Clinicians can avoid this technical error by having the patient perform a dressing change immediately prior to imaging. This will minimize the accumulation of radionuclide within dressing materials and prevent misinterpretation of the image data. The negative impact that a draining ulcer has on such imaging has been documented and previously reported in the literature.⁶⁴
In the case of a septic joint, one should obtain serial NMLI approximately two weeks after the completion of antibiotic therapy. Doing so helps confirm the absence of residual infectious activity. Keep in mind that a bone scan performed after treatment of a septic joint will be negative as there is no residual bone remodeling or hyperemia as opposed to what you would see in a bone scan after treatment for bone infection. After treating osteomyelitis, one can see bone remodeling and hyperemia on a bone scan for greater than one year’s time in many cases. Therefore, a negative ^99mTc-MDP scan after treatment of a septic joint will rule out the presence of an indolent inflammatory process.

Key Steps For Preventing Imaging Errors
Technical errors in performing radionuclide leukocyte labeling procedures may occur at every step of the process so it is important to understand the methods and statistical strategies involved in such work. In general, a radiolabeled leukocyte compound is viable for use when a 90 percent tag or greater is confirmed by the nuclear medicine pharmacy. This is then logged on the patients’ prescription for the isotope.

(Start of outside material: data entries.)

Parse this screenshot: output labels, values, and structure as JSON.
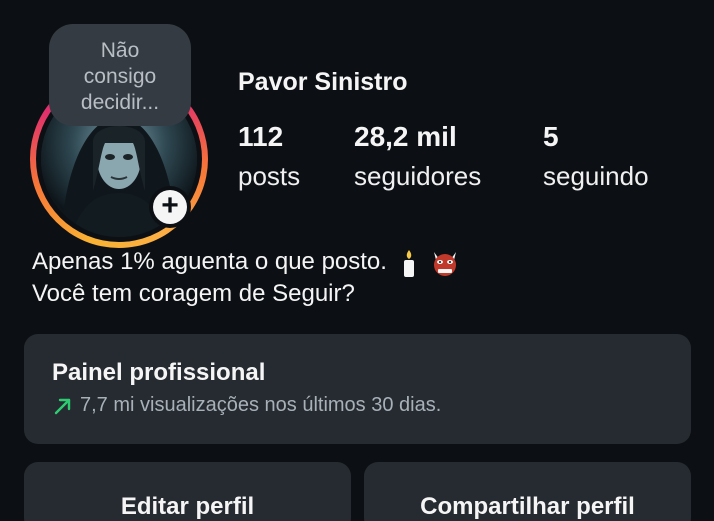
{
  "profile": {
    "note": [
      "Não",
      "consigo",
      "decidir..."
    ],
    "username": "Pavor Sinistro",
    "add_icon": "plus-icon"
  },
  "stats": {
    "posts": {
      "count": "112",
      "label": "posts"
    },
    "followers": {
      "count": "28,2 mil",
      "label": "seguidores"
    },
    "following": {
      "count": "5",
      "label": "seguindo"
    }
  },
  "bio": {
    "line1": "Apenas 1% aguenta o que posto.",
    "line2": "Você tem coragem de Seguir?",
    "emojis": [
      "candle-emoji",
      "ogre-emoji"
    ]
  },
  "dashboard": {
    "title": "Painel profissional",
    "subtitle": "7,7 mi visualizações nos últimos 30 dias.",
    "trend_color": "#2ecc71"
  },
  "actions": {
    "edit": "Editar perfil",
    "share": "Compartilhar perfil"
  },
  "colors": {
    "background": "#0c1014",
    "card": "#262b31",
    "note_bubble": "#343b42"
  }
}
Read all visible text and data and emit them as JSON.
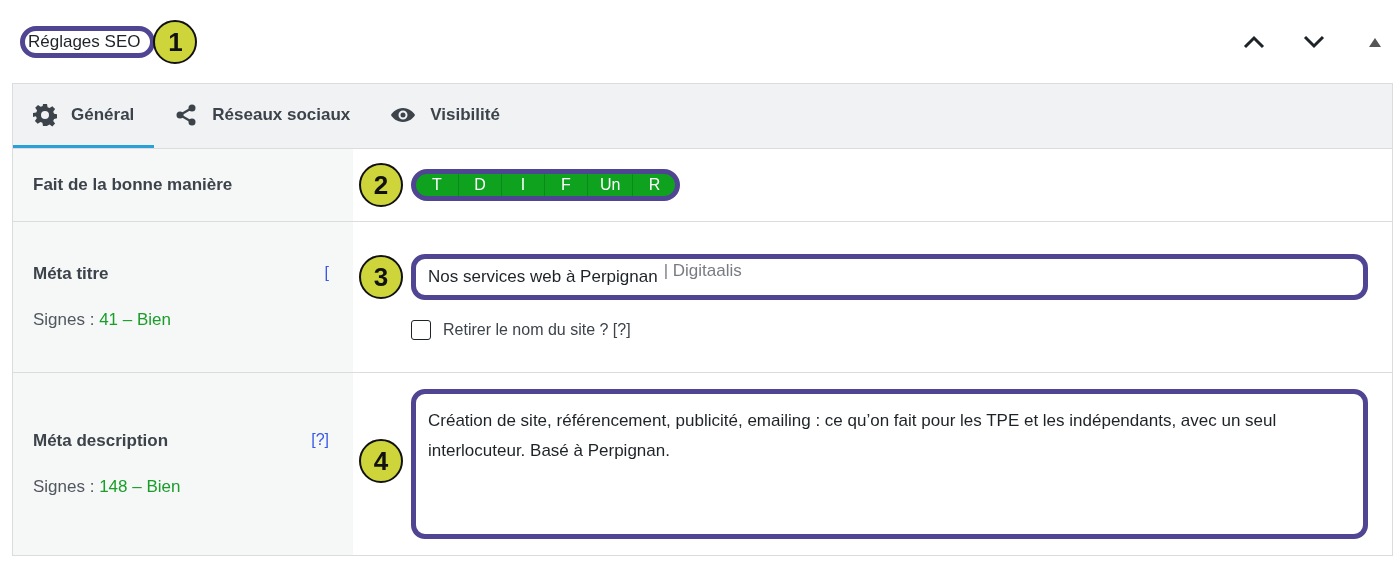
{
  "title": "Réglages SEO",
  "callouts": [
    "1",
    "2",
    "3",
    "4"
  ],
  "tabs": [
    {
      "label": "Général",
      "kind": "gear",
      "selected": true
    },
    {
      "label": "Réseaux sociaux",
      "kind": "share",
      "selected": false
    },
    {
      "label": "Visibilité",
      "kind": "eye",
      "selected": false
    }
  ],
  "score": {
    "label": "Fait de la bonne manière",
    "segments": [
      "T",
      "D",
      "I",
      "F",
      "Un",
      "R"
    ]
  },
  "meta_title": {
    "label": "Méta titre",
    "help": "[",
    "count_label": "Signes : ",
    "count": "41 – Bien",
    "value": "Nos services web à Perpignan",
    "suffix": "| Digitaalis",
    "checkbox": {
      "label": "Retirer le nom du site ? [?]",
      "checked": false
    }
  },
  "meta_description": {
    "label": "Méta description",
    "help": "[?]",
    "count_label": "Signes : ",
    "count": "148 – Bien",
    "value": "Création de site, référencement, publicité, emailing : ce qu’on fait pour les TPE et les indépendants, avec un seul interlocuteur. Basé à Perpignan."
  }
}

An insufficient label is apt to provide a poor quality exam as the target to background ratio is severely hindered by an increased background radiation or low percentage label. This increase in background radiation is due to the large amount of unbound isotope circulating free within the vascular compartment. When one encounters a negative study, it is prudent to check the prescription log to ensure the test was performed properly (i.e. >90 percent labeling efficiency of isotopes and leukocytes for imaging).
Another source of error in imaging is infiltration of the isotope at the sight of injection. Since extremely small concentrations of isotope are used, even a partial infiltration of an injected dose will compromise the data set. Performing imaging of the injection site routinely can help rule out false negative studies.